I'm doing my assignment for my "Modeling and Optimization" course, and now I have doubts on the first question:
What is the dimensionality of the data? What are the min, median, max,
mean, standard deviation and percentage missing data of each feature?
I can calculate those, but I'm not sure about the "dimensionality" of the data. Here's a sample of my dataset:
Sample mcg gvh alm mit erl pox vac nuc Class1 Class2
1 0.58 0.61 0.47 0.13 0.5 0 0.48 0.22 MIT non-CYT
2 0.43 0.67 0.48 0.27 0.5 0 0.53 0.22 MIT non-CYT
3 0.64 0.62 0.49 0.15 0.5 0 0.53 0.22 MIT non-CYT
4 0.58 0.44 0.57 0.13 0.5 0 0.54 0.22 NUC non-CYT
5 0.42 0.44 0.48 0.54 0.5 0 0.48 0.22 MIT non-CYT
6 0.51 0.4 0.56 0.17 0.5 0.5 0.49 NA CYT CYT
I've been told that dimensionality is usually referred to attributes or columns of the dataset.
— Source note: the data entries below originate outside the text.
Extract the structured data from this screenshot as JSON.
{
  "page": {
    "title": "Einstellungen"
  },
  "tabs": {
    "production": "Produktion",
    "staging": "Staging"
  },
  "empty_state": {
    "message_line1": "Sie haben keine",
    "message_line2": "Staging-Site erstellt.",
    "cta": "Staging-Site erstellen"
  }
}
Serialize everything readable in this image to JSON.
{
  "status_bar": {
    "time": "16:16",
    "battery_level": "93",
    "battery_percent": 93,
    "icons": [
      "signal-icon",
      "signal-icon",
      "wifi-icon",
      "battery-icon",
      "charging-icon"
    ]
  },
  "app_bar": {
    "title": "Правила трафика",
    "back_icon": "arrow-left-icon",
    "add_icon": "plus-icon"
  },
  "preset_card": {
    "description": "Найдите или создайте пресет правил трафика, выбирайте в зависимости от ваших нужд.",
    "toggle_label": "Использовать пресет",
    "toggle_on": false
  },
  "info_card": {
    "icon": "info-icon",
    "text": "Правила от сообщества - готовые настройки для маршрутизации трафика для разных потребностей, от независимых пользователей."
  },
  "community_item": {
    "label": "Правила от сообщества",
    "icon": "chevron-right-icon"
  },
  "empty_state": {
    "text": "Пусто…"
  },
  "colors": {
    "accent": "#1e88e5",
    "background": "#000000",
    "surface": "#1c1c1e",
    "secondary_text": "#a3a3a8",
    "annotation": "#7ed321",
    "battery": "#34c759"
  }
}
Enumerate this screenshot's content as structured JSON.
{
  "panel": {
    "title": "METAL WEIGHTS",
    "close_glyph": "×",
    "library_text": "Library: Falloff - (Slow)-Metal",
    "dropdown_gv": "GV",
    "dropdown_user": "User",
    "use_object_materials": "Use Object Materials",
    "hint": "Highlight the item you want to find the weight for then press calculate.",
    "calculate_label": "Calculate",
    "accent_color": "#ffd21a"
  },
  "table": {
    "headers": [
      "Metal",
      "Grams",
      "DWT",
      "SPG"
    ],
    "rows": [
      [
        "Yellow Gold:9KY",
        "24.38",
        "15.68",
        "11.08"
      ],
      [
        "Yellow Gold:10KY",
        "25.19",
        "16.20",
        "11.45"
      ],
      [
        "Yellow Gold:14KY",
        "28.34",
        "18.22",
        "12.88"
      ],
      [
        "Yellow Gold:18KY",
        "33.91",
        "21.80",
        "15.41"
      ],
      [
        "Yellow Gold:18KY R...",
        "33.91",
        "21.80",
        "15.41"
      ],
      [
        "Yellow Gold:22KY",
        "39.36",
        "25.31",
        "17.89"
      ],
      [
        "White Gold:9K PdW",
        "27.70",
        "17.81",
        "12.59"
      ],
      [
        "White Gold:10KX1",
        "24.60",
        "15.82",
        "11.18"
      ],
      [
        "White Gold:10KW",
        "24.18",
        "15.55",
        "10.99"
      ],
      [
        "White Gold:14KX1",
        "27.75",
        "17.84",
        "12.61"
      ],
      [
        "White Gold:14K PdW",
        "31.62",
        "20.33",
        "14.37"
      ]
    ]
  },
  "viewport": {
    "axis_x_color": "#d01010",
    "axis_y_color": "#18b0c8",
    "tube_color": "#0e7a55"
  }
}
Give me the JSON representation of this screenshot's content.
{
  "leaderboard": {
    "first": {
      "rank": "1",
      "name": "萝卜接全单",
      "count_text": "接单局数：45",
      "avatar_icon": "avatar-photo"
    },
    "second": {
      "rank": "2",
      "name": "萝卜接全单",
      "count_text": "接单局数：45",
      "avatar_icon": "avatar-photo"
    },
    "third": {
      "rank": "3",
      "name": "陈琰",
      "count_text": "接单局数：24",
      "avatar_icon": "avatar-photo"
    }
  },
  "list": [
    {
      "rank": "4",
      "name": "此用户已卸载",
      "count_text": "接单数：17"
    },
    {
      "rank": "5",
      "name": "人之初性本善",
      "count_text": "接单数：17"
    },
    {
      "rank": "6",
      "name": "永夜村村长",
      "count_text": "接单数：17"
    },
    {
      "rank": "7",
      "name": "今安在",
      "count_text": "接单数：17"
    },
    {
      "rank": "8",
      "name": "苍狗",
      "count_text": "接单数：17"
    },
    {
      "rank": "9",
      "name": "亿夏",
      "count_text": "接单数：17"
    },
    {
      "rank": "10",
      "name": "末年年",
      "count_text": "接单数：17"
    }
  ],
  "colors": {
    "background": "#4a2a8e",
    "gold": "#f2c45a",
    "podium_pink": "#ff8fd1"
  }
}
But in this case, does it include Class1 and Class2? and does dimensionality mean, the number of columns or, does it mean the names of columns?
Best Answer
Your assumption is correct, and you are also noticing subtleties. In a perfect world, the number of columns is the number of dimensions of a data set. However, some columns are similar, some are correlated, some are duplicates in some way, some are junk, some are useless, etc. so the actual number of dimensions can be unknown. Its a knotty problem. In your case I would go with your first assumption.